C’est pourquoi nous proposons une méthode beaucoup plus rapide, changer le statut de la représentation, quitter son enfermement territorial face à des problèmes globaux qui s’étendent dans le temps et dans l’espace. Chaque parlementaire devrait se sentir le représentant de ses électeurs, mais aussi des acteurs-absents, c’est-à-dire les habitants des autres territoires, les générations futures et même les non-humains. Des chefs d’Etat réunis pour traiter du réchauffement climatique ou de l’extinction des espèces ont d’ailleurs fondamentalement pour rôle de penser à la place des générations futures et des non-humains. Cela ne consiste pas à se substituer aux générations futures pour décider à leur place de ce qui serait « bon pour elles », mais à décider d’éliminer ce qui serait « mauvais pour elles » de par notre action présente.
La même procédure de représentation élargie devrait d’ailleurs s’imposer à tous les acteurs de la vie économique, chefs d’entreprises ou ménages. Car ce que nous produisons et consommons aujourd’hui a des effets écologiques planétaires et de long terme. Chacun de nous doit donc se faire l’avocat des tiers-absents, ceux qui ne peuvent être présents lors de nos délibérations mais qui sont pourtant directement concernées par nos décisions.
* LeMonde du 31 octobre 2010, un système qui ne peut répondre au défi environnemental
nous représentons des représentations :
C’étaient des gouvernements (des pays) qui étaient représentés à Nagoya pour la dixième conférence des parties sur la diversité biologique. Ces représentants soutenaient (ou non) les entreprises qui profitent des ressources génétiques tirées de la biodiversité. Les représentants des Etats-Unis comme d’habitude ne se sentaient pas du tout concernés par une convention sur la diversité biologique, car seul importe la protection du niveau de vie américain. Par contre, les intérêts des peuples indigènes sont négligés, son représentant Karmen Boscan Ramirez s’exclame* : « Nous étions là, nous avons pu nous exprimer, mais toutes les choses que nous demandons pour le respect des savoirs traditionnels et des ressources génétiques des terres indigènes n’ont pas été prises en compte. Où se trouve le respect de la Terre-mère ? »

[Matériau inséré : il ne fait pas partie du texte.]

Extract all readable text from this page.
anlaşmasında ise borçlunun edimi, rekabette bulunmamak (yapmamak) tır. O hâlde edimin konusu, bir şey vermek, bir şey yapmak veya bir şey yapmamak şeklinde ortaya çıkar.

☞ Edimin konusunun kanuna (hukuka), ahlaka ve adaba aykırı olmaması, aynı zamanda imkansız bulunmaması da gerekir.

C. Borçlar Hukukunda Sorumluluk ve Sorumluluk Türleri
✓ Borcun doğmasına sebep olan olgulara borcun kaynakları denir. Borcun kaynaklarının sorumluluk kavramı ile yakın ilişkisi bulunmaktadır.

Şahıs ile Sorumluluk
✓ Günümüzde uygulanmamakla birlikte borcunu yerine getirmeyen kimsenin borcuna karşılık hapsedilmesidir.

Lors d’une réunion à Londres le 6 décembre, Jane Goodall représentait les chimpanzés, Biruté Galdikas les orangs-outangs, Ian Redmond les gorilles et Aurélien Brulé défendait les gibbons*. Nous avons tous un système de représentation qui nous incite à devenir le représentant de causes les plus diverses, les intérêts des grandes entreprises, les intérêts des Américains, les intérêts des peuples indigènes, les intérêts des grands singes, les intérêts de la Terre-mère…
* LeMonde du 31 octobre 2010
@ Helvète
– Les humains sont capables de se représenter n’importe quoi, y compris une abstraction totale comme « Dieu » et d’agir en fonction de cette croyance. La question de se sentir responsables ou non des chocs écologiques est donc simplement une question d’apprentissage.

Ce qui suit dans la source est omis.